A breeze blew a trendril of hair across her face, and she stopped to pin it back, looking at her reflection in a small store window. Then the image of her face dis­appeared, although she could still see the street and buildings beyond. Startled, she raised her hand to the pane of glass, but it wasn't reflected back at her. Sud­denly the brightness of the sun struck off the window, blinding her. Covering her eyes, she gave a cry of pain, but she couldn't hear her own voice. Heat surrounded her, burning with the intensity of a thousand suns, and she felt her body shriveling, dissolving, hurtling down into an endless well of time and space. She heard the sigh of an old woman's last breath . . . and a baby's cry.

Addie opened her eyes, and the vision disappeared. Breath-ing through flared nostrils, she tried to gather her wits, and clung to the gatepost for support. That was what had happened to Adeline Warner the day she disappeared.

"That was what happened to me," she whispered. "It was me."

Adeline Warner and Addie Peck were one and the same. One woman, two different lifetimes. She'd been born twice, once in I860 and once in I9I0 . . . both lives were combined in her, and she remembered parts of each.

Terrified, Addie pushed herself away from the corral and began to run. It didn't matter that there was no­where to run to. She had to find a place to hide, long enough to be away from everyone and think. She couldn't go back into the house. She couldn't face any­one.

"Addie?"

The soft inquiry stopped her in her tracks. She looked at the bunkhouse steps where Ben sat with a guitar resting across his knees, slender steel strings trailing from the neck of it. He set the guitar to the side and stood up, his eyes narrowed. "Addie, what's wrong?" She couldn't move, just stared mutely as he walked over to her. "What happened?"

"N-nothing—"

"Did Diaz say something to upset you?"

"No. Please don't touch me. Don't." She quivered as his hands closed over her arms, his thumbs fitting in the hollows of her inner elbows. The touch of his hands was warm. He peered into her pale face and slid his arm around her shoulders, urging her toward the house.

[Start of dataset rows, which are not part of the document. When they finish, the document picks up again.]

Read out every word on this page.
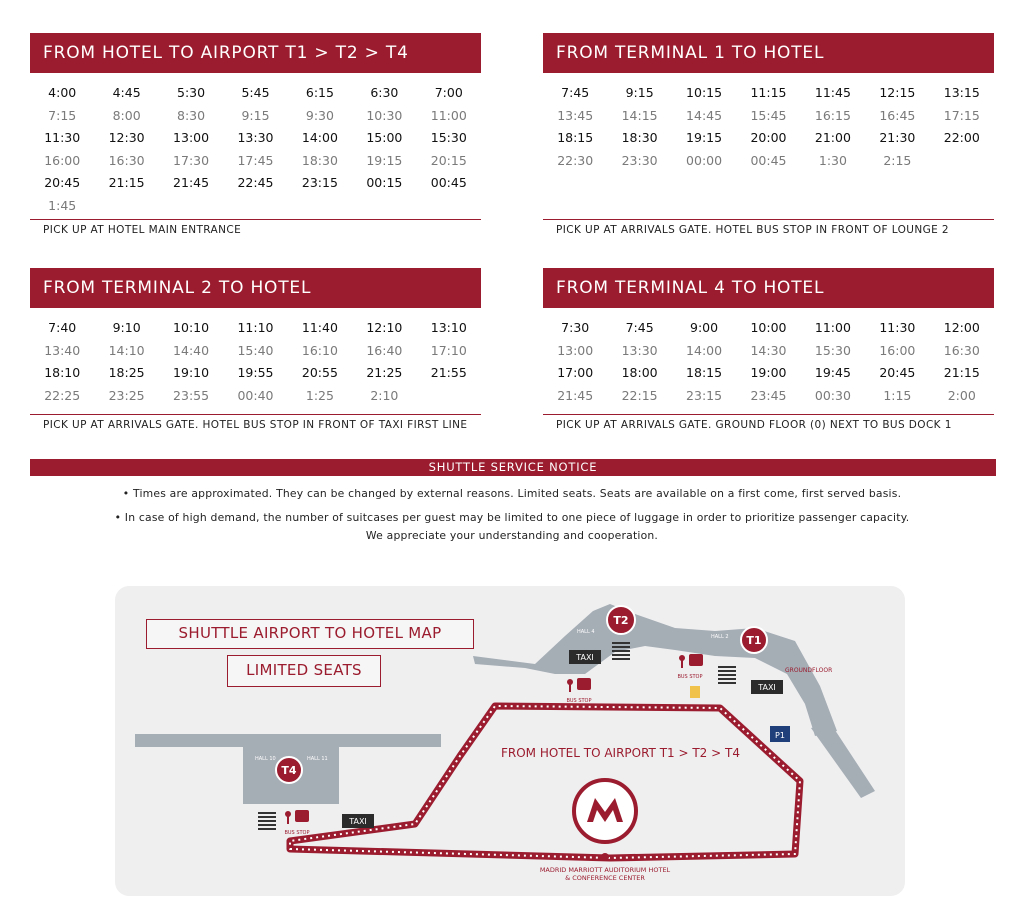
FROM HOTEL TO AIRPORT T1 > T2 > T4
4:00	4:45	5:30	5:45	6:15	6:30	7:00
7:15	8:00	8:30	9:15	9:30	10:30	11:00
11:30	12:30	13:00	13:30	14:00	15:00	15:30
16:00	16:30	17:30	17:45	18:30	19:15	20:15
20:45	21:15	21:45	22:45	23:15	00:15	00:45
1:45
PICK UP AT HOTEL MAIN ENTRANCE
FROM TERMINAL 1 TO HOTEL
7:45	9:15	10:15	11:15	11:45	12:15	13:15
13:45	14:15	14:45	15:45	16:15	16:45	17:15
18:15	18:30	19:15	20:00	21:00	21:30	22:00
22:30	23:30	00:00	00:45	1:30	2:15
PICK UP AT ARRIVALS GATE. HOTEL BUS STOP IN FRONT OF LOUNGE 2
FROM TERMINAL 2 TO HOTEL
7:40	9:10	10:10	11:10	11:40	12:10	13:10
13:40	14:10	14:40	15:40	16:10	16:40	17:10
18:10	18:25	19:10	19:55	20:55	21:25	21:55
22:25	23:25	23:55	00:40	1:25	2:10
PICK UP AT ARRIVALS GATE. HOTEL BUS STOP IN FRONT OF TAXI FIRST LINE
FROM TERMINAL 4 TO HOTEL
7:30	7:45	9:00	10:00	11:00	11:30	12:00
13:00	13:30	14:00	14:30	15:30	16:00	16:30
17:00	18:00	18:15	19:00	19:45	20:45	21:15
21:45	22:15	23:15	23:45	00:30	1:15	2:00
PICK UP AT ARRIVALS GATE. GROUND FLOOR (0) NEXT TO BUS DOCK 1
SHUTTLE SERVICE NOTICE
• Times are approximated. They can be changed by external reasons. Limited seats. Seats are available on a first come, first served basis.
• In case of high demand, the number of suitcases per guest may be limited to one piece of luggage in order to prioritize passenger capacity.
We appreciate your understanding and cooperation.
HALL 10	HALL 11
HALL 4
HALL 2
GROUNDFLOOR
FROM HOTEL TO AIRPORT T1 > T2 > T4
MADRID MARRIOTT AUDITORIUM HOTEL
& CONFERENCE CENTER
T2
T1
T4
TAXI
TAXI
TAXI
BUS STOP
BUS STOP
BUS STOP
P1
SHUTTLE AIRPORT TO HOTEL MAP
LIMITED SEATS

"Come with me. I'll take you back."

"No," Addie said, trying to pull away from him.

"Okay . . . okay. Don't get all worked up. Come here." He pulled her to one of the sheds next to the corral, hidden from view, and turned her to face him. The outline of his shoulders was crisp against the night sky. He was strong enough to do anything he wished, strong enough to kill. But his hands were gentle as they clasped her arms. She knew he could feel her trembling. "We're going to talk, Addie."

"I . . . I can't."

"What did Diaz say to you? Just tell me. I'll take care of it. "

"No, don't talk to him," she managed to say. "Don't."

"I will if you don't tell me what's wrong."

She shook her head helplessly. "Everything's wrong, especially me. Everything's wrong." Unconsciously she gripped his forearms, her face tinted white in the early-evening light. "Ben, I'm different than before, aren't I? Don't you see a difference? You said I'd changed since that afternoon. You said it yourself."

A frown inserted itself between his slanting brows. "You mean the afternoon when Cade and I couldn't find you in town?"

"Yes. I've been different since then. Like another woman."

"Not that different."

"Yes, I am," she insisted, her nails digging into his forearms. Ben didn't seem to notice the pain of it as he stared down at her. "You said even my face was different.”